A) Published evidence.
The only paper I know that help answer the question is Delgado et al 2014 - Do we Need Hundreds of Classifiers to Solve Real World Classification Problems? - JMLR which runs hundreds of different algorithms and implementations on 121 datasets fro UCI. They find that although RBF SVM are not the "best" algorithm (it is random forests if I remember correctly), it is among the top 3 (or 5).
If you consider that their selection of datasets is a "good sample" of real world problems, than SVM are definitively an algorithm that should be tried on new problems but one should try random forest first!
The limits on generalizing that result are that the datasets are almost all tall and skinny (n>>p), not very sparse - which I speculate should be more of a problem for RF, and not very big (both n and p).
Finally, still on the published evidence, I recommend two sites that compare different implementations of random forests:
B) Personal experience.
I believe that papers such as Delgado et all very important for the machine learning community, so I tried to replicate their results under some different conditions. I ran some 15 different algorithms on 100+ binary datasets (from Delgado's set of datasets). I also think I was more careful on the selection of hyperparameters then they were.
My results is that the SVM was the "best algorithm" (mean rank 4.9). My take is that SVM passed RF because the original dataset contained many multiclass problems - which I will discuss in the speculation part - should be a problem for SVM.

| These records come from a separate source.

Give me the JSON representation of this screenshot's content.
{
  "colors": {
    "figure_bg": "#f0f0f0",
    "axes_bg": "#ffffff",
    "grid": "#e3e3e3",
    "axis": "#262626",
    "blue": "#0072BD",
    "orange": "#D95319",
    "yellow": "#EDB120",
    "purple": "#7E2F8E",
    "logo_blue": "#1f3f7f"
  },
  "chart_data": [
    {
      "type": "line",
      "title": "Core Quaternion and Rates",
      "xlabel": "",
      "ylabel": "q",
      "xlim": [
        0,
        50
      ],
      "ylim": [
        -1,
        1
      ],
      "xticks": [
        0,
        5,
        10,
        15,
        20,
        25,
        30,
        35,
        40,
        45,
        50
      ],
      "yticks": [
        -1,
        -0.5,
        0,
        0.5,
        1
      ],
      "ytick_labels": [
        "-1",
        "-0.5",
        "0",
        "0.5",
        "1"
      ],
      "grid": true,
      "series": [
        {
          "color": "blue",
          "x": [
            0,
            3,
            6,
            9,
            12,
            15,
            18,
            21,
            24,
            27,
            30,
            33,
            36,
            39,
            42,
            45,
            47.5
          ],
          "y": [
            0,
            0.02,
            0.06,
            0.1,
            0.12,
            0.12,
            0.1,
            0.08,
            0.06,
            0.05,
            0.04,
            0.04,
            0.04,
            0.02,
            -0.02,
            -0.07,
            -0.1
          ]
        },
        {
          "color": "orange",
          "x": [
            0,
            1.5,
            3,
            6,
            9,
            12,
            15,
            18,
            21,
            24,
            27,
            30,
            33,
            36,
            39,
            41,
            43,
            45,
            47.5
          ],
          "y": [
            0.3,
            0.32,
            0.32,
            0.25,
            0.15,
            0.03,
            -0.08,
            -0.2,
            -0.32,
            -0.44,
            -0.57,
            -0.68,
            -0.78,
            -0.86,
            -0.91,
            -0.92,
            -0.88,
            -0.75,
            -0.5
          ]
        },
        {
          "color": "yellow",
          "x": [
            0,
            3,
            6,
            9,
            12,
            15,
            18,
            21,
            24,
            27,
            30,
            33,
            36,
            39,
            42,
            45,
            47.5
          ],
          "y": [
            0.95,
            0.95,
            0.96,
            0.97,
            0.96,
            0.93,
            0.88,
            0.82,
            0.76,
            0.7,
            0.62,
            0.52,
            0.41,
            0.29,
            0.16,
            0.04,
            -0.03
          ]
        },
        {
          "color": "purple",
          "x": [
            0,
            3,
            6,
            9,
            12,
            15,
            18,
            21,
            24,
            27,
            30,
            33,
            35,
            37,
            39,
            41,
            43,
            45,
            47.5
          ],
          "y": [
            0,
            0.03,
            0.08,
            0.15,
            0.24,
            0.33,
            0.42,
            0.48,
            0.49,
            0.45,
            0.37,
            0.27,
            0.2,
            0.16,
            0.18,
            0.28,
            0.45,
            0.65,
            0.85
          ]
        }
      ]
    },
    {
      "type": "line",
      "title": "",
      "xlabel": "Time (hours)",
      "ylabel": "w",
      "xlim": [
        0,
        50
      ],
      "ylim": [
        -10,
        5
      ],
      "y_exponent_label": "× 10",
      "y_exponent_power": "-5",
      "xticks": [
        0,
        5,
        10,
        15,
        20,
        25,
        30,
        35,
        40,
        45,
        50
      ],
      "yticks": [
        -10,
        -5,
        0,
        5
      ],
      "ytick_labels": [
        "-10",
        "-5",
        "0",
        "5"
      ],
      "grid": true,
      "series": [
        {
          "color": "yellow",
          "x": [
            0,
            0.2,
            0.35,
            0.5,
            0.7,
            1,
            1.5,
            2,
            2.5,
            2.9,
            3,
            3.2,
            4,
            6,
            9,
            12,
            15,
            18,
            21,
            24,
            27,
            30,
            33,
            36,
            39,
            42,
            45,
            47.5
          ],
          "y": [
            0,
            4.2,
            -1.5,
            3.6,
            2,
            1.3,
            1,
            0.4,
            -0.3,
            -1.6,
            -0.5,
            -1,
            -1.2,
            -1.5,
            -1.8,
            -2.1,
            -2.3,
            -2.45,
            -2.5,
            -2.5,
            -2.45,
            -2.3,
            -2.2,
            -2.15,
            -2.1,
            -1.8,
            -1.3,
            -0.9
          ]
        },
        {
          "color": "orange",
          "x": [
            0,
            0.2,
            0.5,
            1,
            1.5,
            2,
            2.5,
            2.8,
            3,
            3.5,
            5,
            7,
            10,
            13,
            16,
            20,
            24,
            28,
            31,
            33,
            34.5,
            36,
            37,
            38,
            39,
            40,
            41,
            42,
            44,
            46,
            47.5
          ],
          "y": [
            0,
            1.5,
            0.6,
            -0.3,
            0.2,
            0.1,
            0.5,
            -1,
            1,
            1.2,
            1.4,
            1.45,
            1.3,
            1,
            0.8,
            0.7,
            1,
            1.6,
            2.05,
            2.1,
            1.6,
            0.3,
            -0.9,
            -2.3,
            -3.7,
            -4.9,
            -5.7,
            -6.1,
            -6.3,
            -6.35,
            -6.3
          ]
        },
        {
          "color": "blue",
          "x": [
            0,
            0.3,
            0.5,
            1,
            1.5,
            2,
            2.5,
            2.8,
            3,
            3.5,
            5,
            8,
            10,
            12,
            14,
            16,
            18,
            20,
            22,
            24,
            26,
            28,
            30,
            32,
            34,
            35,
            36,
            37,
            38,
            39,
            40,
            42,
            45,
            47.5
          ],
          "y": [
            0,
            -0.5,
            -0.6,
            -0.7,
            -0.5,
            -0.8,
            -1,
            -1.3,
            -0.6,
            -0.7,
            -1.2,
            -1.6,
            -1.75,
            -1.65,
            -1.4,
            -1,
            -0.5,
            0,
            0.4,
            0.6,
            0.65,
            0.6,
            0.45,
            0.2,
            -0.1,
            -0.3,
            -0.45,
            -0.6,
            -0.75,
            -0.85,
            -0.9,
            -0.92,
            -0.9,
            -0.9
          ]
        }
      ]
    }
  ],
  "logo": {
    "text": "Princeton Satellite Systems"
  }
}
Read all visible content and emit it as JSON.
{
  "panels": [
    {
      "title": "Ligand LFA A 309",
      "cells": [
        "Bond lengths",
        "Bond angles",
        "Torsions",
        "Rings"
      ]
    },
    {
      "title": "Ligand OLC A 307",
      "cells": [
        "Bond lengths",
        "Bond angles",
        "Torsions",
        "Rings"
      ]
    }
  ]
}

But RF is way way faster, and it was the 2nd best algorithm (mean rank 5.6) followed by gbm (5.8), nnets (7.2), and so on). I did not try standard logistic regression in these problems, but I tried an elastic net (L1 and L2 regularized LR) but it did not perform well (mean rank 8.3)~
I have not yet finished analyzing the results or writing the paper so I cannot even point to a technical report with the results. Hopefully, in some weeks I can re-edit this answer and point to a technical report with the results.

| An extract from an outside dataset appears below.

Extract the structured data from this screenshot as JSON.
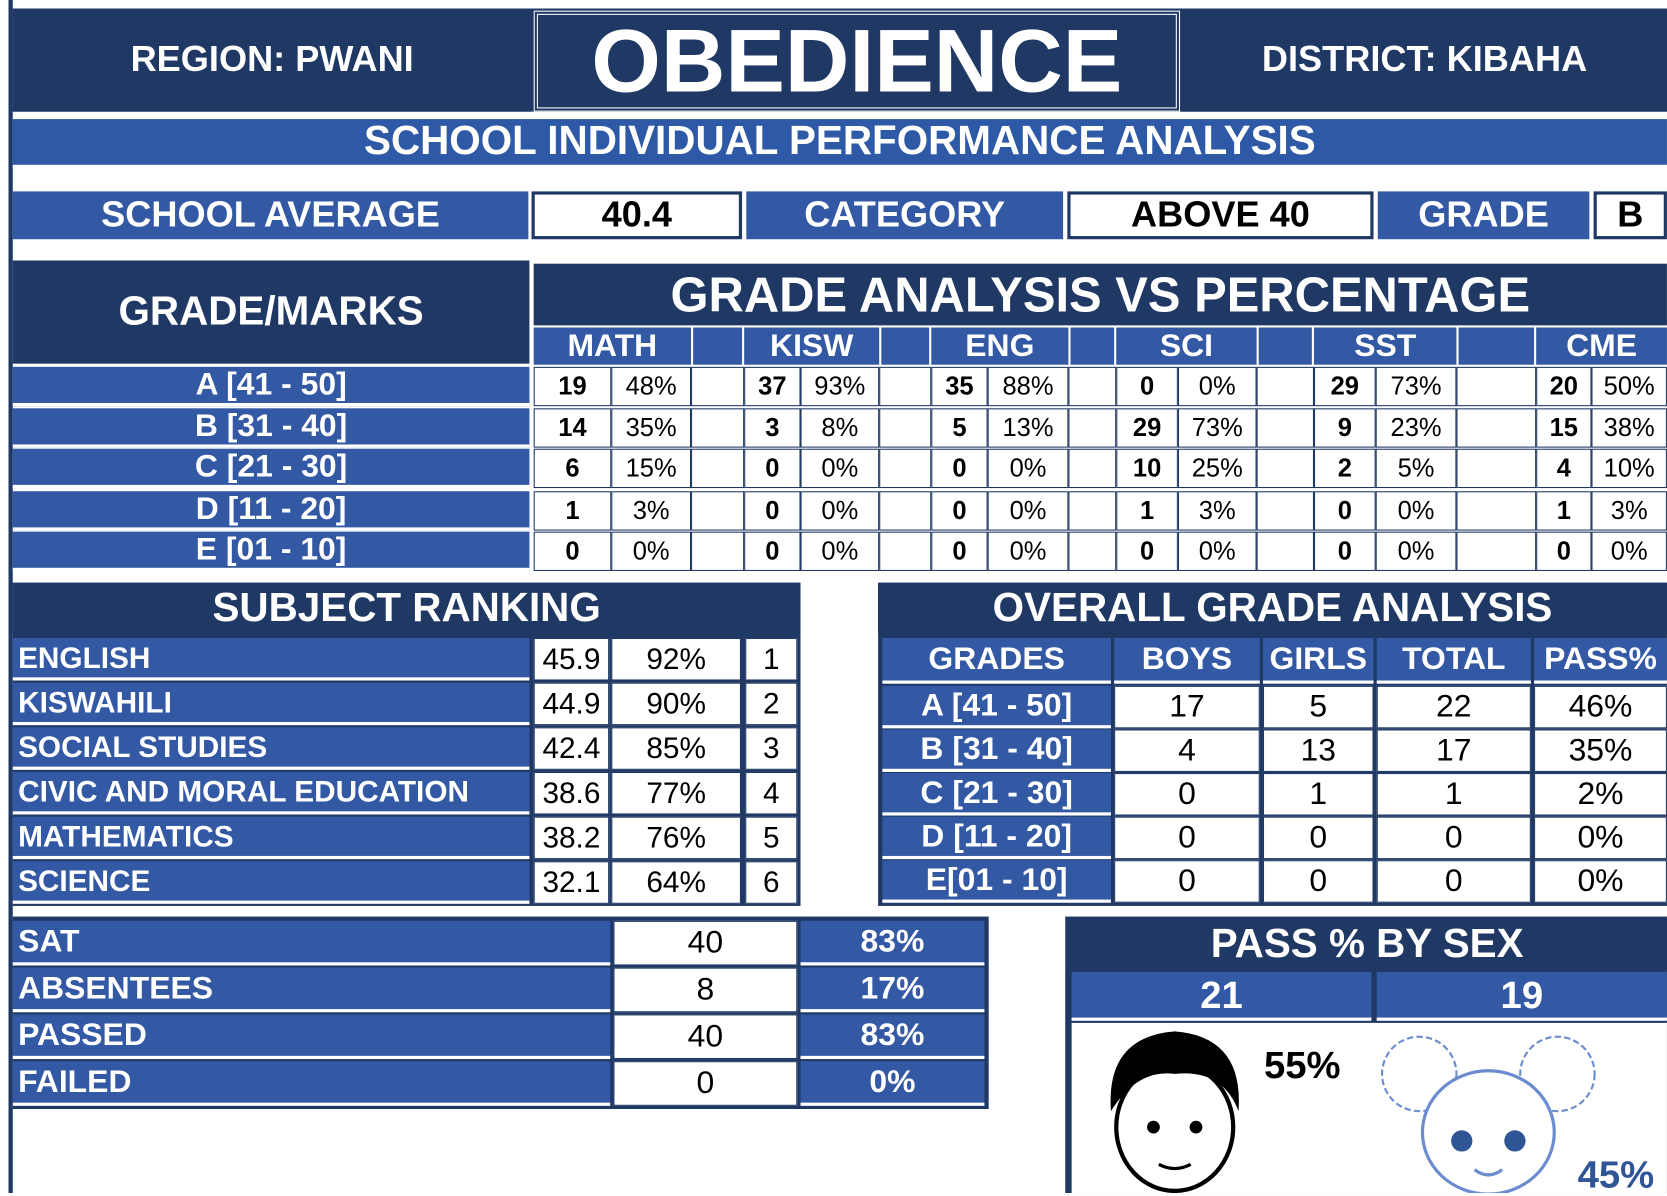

The paper is available at http://arxiv.org/abs/1606.00930 It turns out that after the full analysis RF and SVM are almost equivalent in terms of expected error rate and SVM is fastest (to my surprise!!). I am no longer that emphatic in recommending RF (on speed grounds).

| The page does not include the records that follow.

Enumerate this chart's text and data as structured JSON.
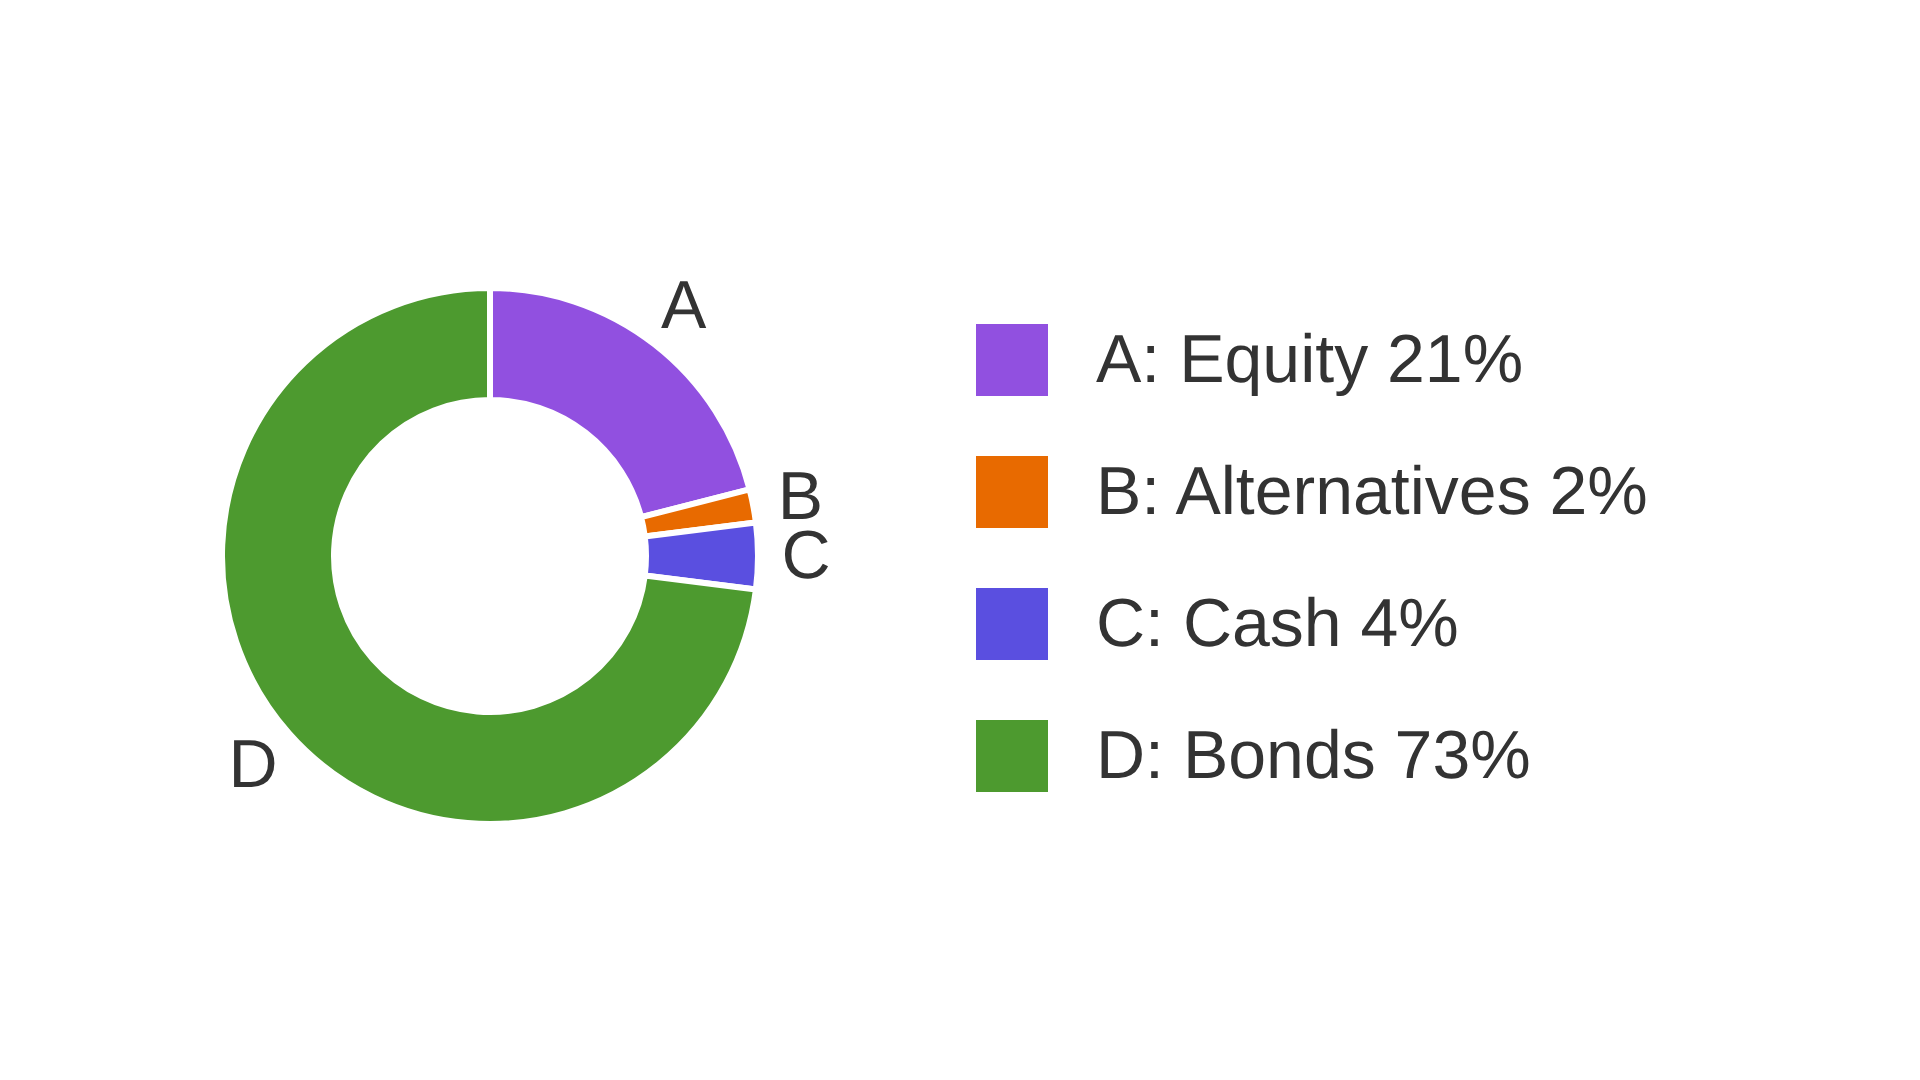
{
  "chart_data": {
    "type": "donut",
    "categories": [
      "A: Equity",
      "B: Alternatives",
      "C: Cash",
      "D: Bonds"
    ],
    "values": [
      21,
      2,
      4,
      73
    ],
    "value_labels": [
      "21%",
      "2%",
      "4%",
      "73%"
    ],
    "colors": [
      "#9150e0",
      "#e86a00",
      "#5a4fe0",
      "#4d9a2f"
    ],
    "legend": "right",
    "annotations": [
      {
        "text": "A",
        "x": "A: Equity"
      },
      {
        "text": "B",
        "x": "B: Alternatives"
      },
      {
        "text": "C",
        "x": "C: Cash"
      },
      {
        "text": "D",
        "x": "D: Bonds"
      }
    ]
  }
}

So my personal experience is that although SVM may get you some extra bit of accuracy, it is almost always a better choice to use a RF.
Also for larger problems, it may be impossible to use a batch SVM solver (I have never used a online SVM solver such as LASVM or others).
Finally I only used logistic regression in one situation. I was doing some "intense" feature engineering on a image classification problem (such as - combine or not two different descriptions of the image, and the dimensionality of the descriptions). And I used logistic regression to select among the many alternatives (because there is no hyperparameter search in LR). Once we settle in the best features (according to LR) we used a RF (selecting for the best hyperparameters) to get the final classifier.
I have never seriously worked on multiclass problems, but my feeling is that SVM are not so good on them. The problem is not the issue between one-vs-one or one-vs-all solutions, but that all implementations that I know, will use the same hyperparameters for all (OVO or OVA) classifiers. Selecting the correct hyperparameters for SVM is so costly that none of the of-the-shelf implementations I know will do a search for each classifiers. I speculate that this is a problem for SVM (but not a problem for RF!!).
Then again, for multiclass problems I would go straight to RF.